A third of your calories should be coming from fats so cutting them out will only damage your health. The body needs fats for energy, tissue repair and vitamins A, D, E and K. Don’t get "fats" mixed up with junk food. Stick to unsaturated fats found in avocado and olive oil.
In the short term you may see some weight loss, but ultimately this will hinder your long-term goals. Crash dieting removes fat but also lean muscle and tissue. This will cause a fall in your basic metabolic rate, so reduces the amount of calories your body needs, making it more likely that your body will put on weight after you stop crash dieting.
It is not when we eat it is how much we consume in a day that really makes a difference. Those who skip meals and then eat a lot at night are more likely to be overweight than those who eat regularly, but when it comes to weight gain, it does not matter how late you eat.
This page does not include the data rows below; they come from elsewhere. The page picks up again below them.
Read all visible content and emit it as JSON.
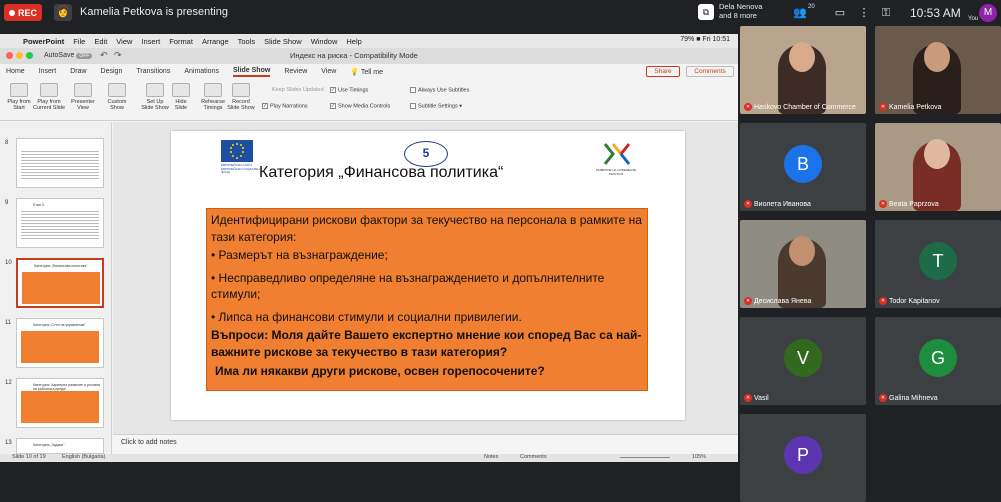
{
  "meet": {
    "rec_label": "REC",
    "presenting_text": "Kamelia Petkova is presenting",
    "host_name_line1": "Dela Nenova",
    "host_name_line2": "and 8 more",
    "people_count": "20",
    "clock": "10:53 AM",
    "me_initial": "M",
    "you_label": "You"
  },
  "mac": {
    "menu": [
      "PowerPoint",
      "File",
      "Edit",
      "View",
      "Insert",
      "Format",
      "Arrange",
      "Tools",
      "Slide Show",
      "Window",
      "Help"
    ],
    "status": "79% ■  Fri 10:51"
  },
  "ppt": {
    "autosave": "AutoSave",
    "autosave_state": "OFF",
    "doc_title": "Индекс на риска - Compatibility Mode",
    "tabs": [
      "Home",
      "Insert",
      "Draw",
      "Design",
      "Transitions",
      "Animations",
      "Slide Show",
      "Review",
      "View"
    ],
    "tell_me": "Tell me",
    "share": "Share",
    "comments": "Comments",
    "tools": [
      {
        "l1": "Play from",
        "l2": "Start"
      },
      {
        "l1": "Play from",
        "l2": "Current Slide"
      },
      {
        "l1": "Presenter",
        "l2": "View"
      },
      {
        "l1": "Custom",
        "l2": "Show"
      },
      {
        "l1": "Set Up",
        "l2": "Slide Show"
      },
      {
        "l1": "Hide",
        "l2": "Slide"
      },
      {
        "l1": "Rehearse",
        "l2": "Timings"
      },
      {
        "l1": "Record",
        "l2": "Slide Show"
      }
    ],
    "checks": {
      "keep_updated": "Keep Slides Updated",
      "use_timings": "Use Timings",
      "play_narrations": "Play Narrations",
      "show_media": "Show Media Controls",
      "always_subtitles": "Always Use Subtitles",
      "subtitle_settings": "Subtitle Settings"
    },
    "thumb_numbers": [
      "8",
      "9",
      "10",
      "11",
      "12",
      "13"
    ],
    "thumb_titles": [
      "",
      "Етап 3.",
      "Категория „Финансова политика“",
      "Категория „Стил на управление“",
      "Категория „Кариерно развитие и условия на работната среда“",
      "Категория „Задачи“"
    ],
    "notes_placeholder": "Click to add notes",
    "status": {
      "slide": "Slide 10 of 19",
      "lang": "English (Bulgaria)",
      "notes": "Notes",
      "comments": "Comments",
      "zoom": "105%"
    }
  },
  "slide": {
    "eu_caption": "ЕВРОПЕЙСКИ СЪЮЗ ЕВРОПЕЙСКИ СОЦИАЛЕН ФОНД",
    "emblem_text": "5",
    "right_caption": "РАЗВИТИЕ НА ЧОВЕШКИТЕ РЕСУРСИ",
    "title": "Категория „Финансова политика“",
    "intro": "Идентифицирани рискови фактори за текучество на персонала в рамките на тази категория:",
    "bullets": [
      "• Размерът на възнаграждение;",
      "• Несправедливо определяне на възнаграждението и допълнителните стимули;",
      "• Липса на финансови стимули и социални привилегии."
    ],
    "question": "Въпроси: Моля дайте Вашето експертно мнение кои според Вас са най-важните рискове за текучество в тази категория?",
    "question2": "Има ли някакви други рискове, освен горепосочените?"
  },
  "participants": [
    {
      "name": "Haskovo Chamber of Commerce",
      "type": "video",
      "bg": "#b9a48e",
      "skin": "#d9a98c",
      "cloth": "#3d2b25"
    },
    {
      "name": "Kamelia Petkova",
      "type": "video",
      "bg": "#6a5a4c",
      "skin": "#c99a7c",
      "cloth": "#2a1f1a"
    },
    {
      "name": "Виолета Иванова",
      "type": "avatar",
      "initial": "B",
      "color": "#1a73e8"
    },
    {
      "name": "Beata Paprzova",
      "type": "video",
      "bg": "#a89a84",
      "skin": "#e0b8a0",
      "cloth": "#7a2d25"
    },
    {
      "name": "Десислава Янева",
      "type": "video",
      "bg": "#8e8c83",
      "skin": "#c19070",
      "cloth": "#4a3a30"
    },
    {
      "name": "Todor Kapitanov",
      "type": "avatar",
      "initial": "T",
      "color": "#1e6b4a"
    },
    {
      "name": "Vasil",
      "type": "avatar",
      "initial": "V",
      "color": "#33691e"
    },
    {
      "name": "Galina Mihneva",
      "type": "avatar",
      "initial": "G",
      "color": "#1e8e3e"
    },
    {
      "name": "",
      "type": "avatar",
      "initial": "P",
      "color": "#5e35b1"
    }
  ],
  "colors": {
    "accent": "#c43e1c",
    "slide_box": "#f07f31",
    "meet_bg": "#202124"
  }
}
This is both a myth and fact and, as with many things when it comes to the body, it is more complicated than a one word answer. Cholesterol is a fatty substance made mostly by the liver. It can be bad for us when it forms a deposit on our arteries, contributing to heart disease. However, we all need some blood cholesterol to build cells and make vital hormones. The high density lipoprotein known as "good" cholesterol is usually in unsaturated fats such as vegetable oils, nuts and seeds.
Many people do put on weight after giving up smoking, but this is down to the lifestyle change rather than the loss of cigarettes. While nicotine does increase the body’s metabolism, it’s effects will be so small that you will not really notice a sizeable difference. What is more likely to cause weight gain is when cigarettes are replaced by comfort food in your daily routine.